28. Derniere Danse

279 18 1
                                    

Guratan warna hitam menghampir, melapisi langit sepanjang netra bisa menangkap. Pertanda malam lagi-lagi sudah muncul seperti pada umumnya dengan dingin yang lagi-lagi melingkup.

Sepasang mata dengan semburatan hijau menyala dalam gelapnya lingkup bayang-bayang pepohonan sedikit menyipit. Jika memfokuskan netra sejenak, seguratan rembayang cengir bodoh akan tampak, itu ditujukan untuk ia yang kini ada di sebrang dengan jarak kurang dari satu meter. Dengan sepasang bongkahan safir menyala yang juga menyipit sebab senyum tertutup, dua insan itu sedikit tertawa.

"Nah .. Ryuu .. menurutmu ini bakal jadi bagaimana? Bagaimana??" Si Mata Hijau bersuara. Memancing tawa kecil megalun dari lisan Si Mata Biru.

"Apa kamu jadi mengajak aku taruhan?? Taruhan 'kah ini??" Antusiasme dua orang itu ganjil, walau menyisip fakta bahwa mereka memanglah aneh dan eksistensi mereka dalam hutan cuma-cuma menambah keganjilan dan rasa gelisah belaka bagi sesiapapun yang menjumpa.

"Bukan taruhan, tapi perkiraan, Ryuu," Yang mata hijau mengkoreksi, dengan cengir yang tentu melebar begitu sepasang netra masam menangkap bahwa yang ditunggu-tunggu tiba.

***

Sepasang kaki dengan sepatu hitam itu melangkah, menyusuri rumput setinggi betis. Dengan netra [eye colour] yang menerawang, menelan apa-apa yang bisa ditangkap dalam genangan iris walau cahaya malam memanglah membatasi.

Toh, memangnya [name] peduli apa? Selama ia adalah manusia dan masihlah menjadi manusia, maka ia akan tetap begini. Sebab itulah bagaimana ia hidup, bagaimana gadis itu mengambil genggam akan gambaran diri sendiri dan berpegang kuat padanya.

Manusia—mungkin, sesuatu yang bisa disebut insan atau apa yang dianggap sebagai gambaran diri murni dari seseorang, tentunya dalam benjana lautan benak orang-orang dalam skala mayoritas, ialah mereka-mereka yang bisa berpegang kukuh akan sesuatu dan tidak melepasnya barang sedetik pun jua.

Oleh sebab itu, tidak peduli dinding atau apapun yang menghambat, gadis dengan surai [hair colour] indah tersanggul itu akan tetaplah menerobos. Biar ia menjadi apa yang dikata bagai pendosa cela sekalipun, atau mungkin dia akan jadi Yang Matir 'pun, [name] akan membuang semua peduli entah dalam hampa manapun.

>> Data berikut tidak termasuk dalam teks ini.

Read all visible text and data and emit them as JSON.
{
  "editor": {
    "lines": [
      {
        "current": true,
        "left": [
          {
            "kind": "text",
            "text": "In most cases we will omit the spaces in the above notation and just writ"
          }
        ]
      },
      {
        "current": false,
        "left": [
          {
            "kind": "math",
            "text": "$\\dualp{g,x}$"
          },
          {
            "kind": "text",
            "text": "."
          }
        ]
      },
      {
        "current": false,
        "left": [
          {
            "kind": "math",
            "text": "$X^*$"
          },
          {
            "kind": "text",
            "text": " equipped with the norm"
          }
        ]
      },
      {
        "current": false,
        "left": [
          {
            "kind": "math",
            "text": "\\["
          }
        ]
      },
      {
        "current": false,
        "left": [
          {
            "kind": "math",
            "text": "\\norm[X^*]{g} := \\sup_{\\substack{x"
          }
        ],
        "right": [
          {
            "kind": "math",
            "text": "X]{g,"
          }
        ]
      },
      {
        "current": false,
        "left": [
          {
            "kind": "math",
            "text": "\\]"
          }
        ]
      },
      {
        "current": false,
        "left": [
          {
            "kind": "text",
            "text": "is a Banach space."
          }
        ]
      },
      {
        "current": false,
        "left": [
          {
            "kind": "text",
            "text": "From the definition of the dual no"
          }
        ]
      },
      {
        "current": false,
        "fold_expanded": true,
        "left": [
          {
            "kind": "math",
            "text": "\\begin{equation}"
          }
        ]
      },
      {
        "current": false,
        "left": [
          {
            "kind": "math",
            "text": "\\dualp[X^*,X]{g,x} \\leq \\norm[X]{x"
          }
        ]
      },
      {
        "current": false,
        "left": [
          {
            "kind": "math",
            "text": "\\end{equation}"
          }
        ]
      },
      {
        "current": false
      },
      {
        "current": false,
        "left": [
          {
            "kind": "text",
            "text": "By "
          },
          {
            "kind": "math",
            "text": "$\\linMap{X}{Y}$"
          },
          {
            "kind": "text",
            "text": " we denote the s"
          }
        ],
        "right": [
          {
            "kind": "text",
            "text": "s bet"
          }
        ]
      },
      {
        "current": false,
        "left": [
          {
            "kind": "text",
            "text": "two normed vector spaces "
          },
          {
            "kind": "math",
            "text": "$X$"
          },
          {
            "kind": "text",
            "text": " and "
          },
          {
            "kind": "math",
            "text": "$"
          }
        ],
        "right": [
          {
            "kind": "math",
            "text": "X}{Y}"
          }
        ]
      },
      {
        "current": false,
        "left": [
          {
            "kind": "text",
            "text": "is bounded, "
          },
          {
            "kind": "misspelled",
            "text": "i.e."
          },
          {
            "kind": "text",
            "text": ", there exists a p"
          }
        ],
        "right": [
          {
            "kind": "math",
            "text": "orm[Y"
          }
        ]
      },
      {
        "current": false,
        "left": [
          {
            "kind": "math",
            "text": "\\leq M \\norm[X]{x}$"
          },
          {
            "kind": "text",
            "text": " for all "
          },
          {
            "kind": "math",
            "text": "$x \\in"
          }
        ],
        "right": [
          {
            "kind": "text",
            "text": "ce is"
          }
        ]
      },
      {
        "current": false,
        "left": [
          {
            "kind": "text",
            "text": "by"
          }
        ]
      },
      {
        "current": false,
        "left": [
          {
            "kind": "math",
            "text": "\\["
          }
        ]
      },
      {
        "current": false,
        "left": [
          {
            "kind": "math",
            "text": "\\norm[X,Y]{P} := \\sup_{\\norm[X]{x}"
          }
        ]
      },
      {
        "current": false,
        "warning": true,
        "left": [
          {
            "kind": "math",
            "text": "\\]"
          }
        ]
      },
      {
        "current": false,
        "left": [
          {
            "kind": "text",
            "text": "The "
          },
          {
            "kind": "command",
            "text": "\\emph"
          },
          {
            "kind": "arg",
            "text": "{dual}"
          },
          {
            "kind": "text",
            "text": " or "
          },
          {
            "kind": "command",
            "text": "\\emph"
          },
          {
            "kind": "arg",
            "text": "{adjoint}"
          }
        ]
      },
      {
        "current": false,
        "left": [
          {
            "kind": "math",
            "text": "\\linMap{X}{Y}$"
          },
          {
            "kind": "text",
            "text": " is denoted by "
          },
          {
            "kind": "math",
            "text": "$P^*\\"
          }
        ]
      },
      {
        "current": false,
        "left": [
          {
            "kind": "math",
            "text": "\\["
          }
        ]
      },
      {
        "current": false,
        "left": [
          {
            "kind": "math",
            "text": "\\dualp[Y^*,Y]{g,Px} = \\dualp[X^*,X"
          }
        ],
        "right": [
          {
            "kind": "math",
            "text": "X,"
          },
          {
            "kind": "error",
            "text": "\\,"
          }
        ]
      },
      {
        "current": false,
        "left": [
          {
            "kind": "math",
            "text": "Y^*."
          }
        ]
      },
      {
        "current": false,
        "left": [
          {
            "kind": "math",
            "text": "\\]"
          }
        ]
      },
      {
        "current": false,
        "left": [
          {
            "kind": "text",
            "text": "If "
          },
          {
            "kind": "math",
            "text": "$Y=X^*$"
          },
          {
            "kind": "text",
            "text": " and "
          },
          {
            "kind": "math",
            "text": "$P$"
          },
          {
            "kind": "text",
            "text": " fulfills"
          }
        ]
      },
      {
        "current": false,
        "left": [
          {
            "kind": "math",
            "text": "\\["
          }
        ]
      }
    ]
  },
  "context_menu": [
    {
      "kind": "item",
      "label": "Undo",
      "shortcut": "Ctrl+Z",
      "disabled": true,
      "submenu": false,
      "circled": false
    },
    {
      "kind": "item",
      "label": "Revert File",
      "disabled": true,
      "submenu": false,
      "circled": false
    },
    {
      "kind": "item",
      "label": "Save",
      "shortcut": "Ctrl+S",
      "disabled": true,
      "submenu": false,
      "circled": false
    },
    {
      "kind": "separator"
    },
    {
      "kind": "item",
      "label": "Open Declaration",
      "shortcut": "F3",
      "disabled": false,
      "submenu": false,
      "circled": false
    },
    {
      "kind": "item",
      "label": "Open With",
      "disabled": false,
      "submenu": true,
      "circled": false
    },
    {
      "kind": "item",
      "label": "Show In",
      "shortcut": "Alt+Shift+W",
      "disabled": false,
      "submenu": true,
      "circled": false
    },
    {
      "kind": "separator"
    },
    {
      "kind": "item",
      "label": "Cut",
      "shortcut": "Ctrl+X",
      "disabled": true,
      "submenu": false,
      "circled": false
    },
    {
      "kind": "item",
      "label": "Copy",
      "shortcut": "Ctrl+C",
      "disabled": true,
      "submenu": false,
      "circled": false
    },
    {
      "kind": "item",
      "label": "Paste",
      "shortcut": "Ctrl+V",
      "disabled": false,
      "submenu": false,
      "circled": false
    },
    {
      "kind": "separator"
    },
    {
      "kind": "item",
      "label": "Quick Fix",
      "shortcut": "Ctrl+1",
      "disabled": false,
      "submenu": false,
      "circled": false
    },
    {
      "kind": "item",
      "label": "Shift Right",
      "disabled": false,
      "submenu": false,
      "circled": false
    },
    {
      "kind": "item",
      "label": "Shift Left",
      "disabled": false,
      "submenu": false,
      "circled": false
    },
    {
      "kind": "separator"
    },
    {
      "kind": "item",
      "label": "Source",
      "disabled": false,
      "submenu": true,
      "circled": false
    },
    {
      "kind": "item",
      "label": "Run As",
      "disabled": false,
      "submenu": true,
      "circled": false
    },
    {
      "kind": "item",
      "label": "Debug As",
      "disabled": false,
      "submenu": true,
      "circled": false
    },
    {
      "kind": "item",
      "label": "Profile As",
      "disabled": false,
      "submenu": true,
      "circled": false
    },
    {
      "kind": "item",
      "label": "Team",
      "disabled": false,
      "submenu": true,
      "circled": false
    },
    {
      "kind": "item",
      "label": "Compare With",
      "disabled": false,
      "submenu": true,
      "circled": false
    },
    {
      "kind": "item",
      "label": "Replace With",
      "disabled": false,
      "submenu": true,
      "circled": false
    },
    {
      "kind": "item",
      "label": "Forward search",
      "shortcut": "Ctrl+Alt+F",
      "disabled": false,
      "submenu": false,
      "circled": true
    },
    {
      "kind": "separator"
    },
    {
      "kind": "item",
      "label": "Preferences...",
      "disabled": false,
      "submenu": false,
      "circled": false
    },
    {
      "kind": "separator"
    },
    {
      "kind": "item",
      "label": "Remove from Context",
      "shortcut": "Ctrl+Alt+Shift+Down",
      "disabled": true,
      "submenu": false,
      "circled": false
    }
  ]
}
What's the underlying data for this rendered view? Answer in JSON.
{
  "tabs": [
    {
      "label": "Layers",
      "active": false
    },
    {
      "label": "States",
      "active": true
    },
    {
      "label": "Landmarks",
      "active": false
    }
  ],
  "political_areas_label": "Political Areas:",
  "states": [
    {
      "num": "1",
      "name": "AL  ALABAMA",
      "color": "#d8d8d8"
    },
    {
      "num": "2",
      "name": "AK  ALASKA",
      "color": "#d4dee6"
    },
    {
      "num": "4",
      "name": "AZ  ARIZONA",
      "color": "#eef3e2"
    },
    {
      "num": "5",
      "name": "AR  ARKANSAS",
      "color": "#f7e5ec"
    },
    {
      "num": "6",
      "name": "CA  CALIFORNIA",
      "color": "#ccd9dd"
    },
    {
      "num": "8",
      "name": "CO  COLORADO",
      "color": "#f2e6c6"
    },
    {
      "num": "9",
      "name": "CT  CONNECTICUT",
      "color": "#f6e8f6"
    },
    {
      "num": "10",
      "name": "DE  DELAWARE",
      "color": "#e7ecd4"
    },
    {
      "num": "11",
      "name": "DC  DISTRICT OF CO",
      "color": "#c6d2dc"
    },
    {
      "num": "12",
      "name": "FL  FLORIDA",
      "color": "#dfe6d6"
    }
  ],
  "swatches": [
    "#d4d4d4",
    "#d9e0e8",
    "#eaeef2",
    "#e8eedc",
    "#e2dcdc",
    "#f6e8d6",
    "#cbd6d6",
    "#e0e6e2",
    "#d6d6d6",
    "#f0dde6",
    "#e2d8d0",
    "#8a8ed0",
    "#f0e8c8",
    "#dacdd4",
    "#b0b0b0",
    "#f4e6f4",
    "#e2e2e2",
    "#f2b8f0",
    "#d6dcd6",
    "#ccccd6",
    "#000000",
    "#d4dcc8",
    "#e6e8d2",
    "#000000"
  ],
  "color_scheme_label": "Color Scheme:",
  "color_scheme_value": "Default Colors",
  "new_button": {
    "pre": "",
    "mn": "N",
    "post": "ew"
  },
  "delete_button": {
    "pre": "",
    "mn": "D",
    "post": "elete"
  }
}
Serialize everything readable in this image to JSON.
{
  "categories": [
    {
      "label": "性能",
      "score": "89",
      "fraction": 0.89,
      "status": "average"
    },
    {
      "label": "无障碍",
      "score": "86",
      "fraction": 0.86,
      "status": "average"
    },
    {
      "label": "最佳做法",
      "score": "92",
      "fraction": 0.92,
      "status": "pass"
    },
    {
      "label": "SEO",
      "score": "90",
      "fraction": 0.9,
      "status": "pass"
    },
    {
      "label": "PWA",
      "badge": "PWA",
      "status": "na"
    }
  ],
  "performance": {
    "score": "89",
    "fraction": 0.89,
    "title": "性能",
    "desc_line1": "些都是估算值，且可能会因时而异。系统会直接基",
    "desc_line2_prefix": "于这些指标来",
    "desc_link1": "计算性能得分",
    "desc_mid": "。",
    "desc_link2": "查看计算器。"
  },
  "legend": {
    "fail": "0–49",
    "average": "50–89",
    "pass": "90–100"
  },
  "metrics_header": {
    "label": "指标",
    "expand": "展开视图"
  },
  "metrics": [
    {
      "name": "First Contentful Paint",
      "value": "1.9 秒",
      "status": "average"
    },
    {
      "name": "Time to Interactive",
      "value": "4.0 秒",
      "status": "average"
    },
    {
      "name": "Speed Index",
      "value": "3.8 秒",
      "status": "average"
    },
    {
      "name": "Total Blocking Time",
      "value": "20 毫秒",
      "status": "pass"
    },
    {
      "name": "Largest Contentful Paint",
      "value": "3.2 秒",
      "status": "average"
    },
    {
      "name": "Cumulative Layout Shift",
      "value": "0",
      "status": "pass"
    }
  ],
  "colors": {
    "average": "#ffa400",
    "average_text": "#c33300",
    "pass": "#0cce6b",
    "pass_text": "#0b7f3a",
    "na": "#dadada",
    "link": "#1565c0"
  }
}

Asalkan, ia bisa merasai kembali bagaimana dan apa itu jadi manusia setelah jiwanya agak-agak remuk redam dalam ruang hampa di kala itu. Katakanlah bahwa kini, di tanah lapang dengan rerumputan belasan sentimeter ini, sebuah ajang pembuktian akan [name] bangun. Sebuah pembuktian terhadap benak yang gila itu sendiri bahwa ia ada dan memang selalu begitu dengan gambaran yang kukuh tiada pernah remuk redam.

Kalau-kalau ia berhasil menerobos—balas meremuk redam dengan raungan dendam pada apa yang jadi penghalang di depannya kali ini, ia akan kembali jadi manusia. Setidaknya begitulah janji mereka di kala semburat senja menyingsing dan ia baru saja menolak tawaran untuk jadi hashira.

Jadi, oleh karena itu, sumpah kepada rembulan yang kini bertengger dengan purnama merahnya. Malam ini saja, biarkan [name] kembali kehilangan diri sebentar, melakukan sesuatu yang bisa disebut sebagai bunuh diri dalam bentuk metafora. Biarlah Si Surai [hair colour] kehilangan diri sendiri, melepas bagian dari dirinya yang akan jadi parasit.

Izinkanlah pada kali ini, dalam detak jantung kali ini, [name] akan membuang apa yang disebut sebagai empati. Sebab ia tidak lagi mau menangis seperti sebelum-sebelumnya. Terutama tatkala benjana genangan [eye colour] itu menangkap figur ia.

Luka lama kembali menganga, dengan taburan garam yang jadi pelengkap sebab figur yang paling tidak [name] harapkan malah muncul dengan balutan kimono modifikasi warna putih. Bibir merah jambu itu membuka, lisannya meloloskan sebuah nama.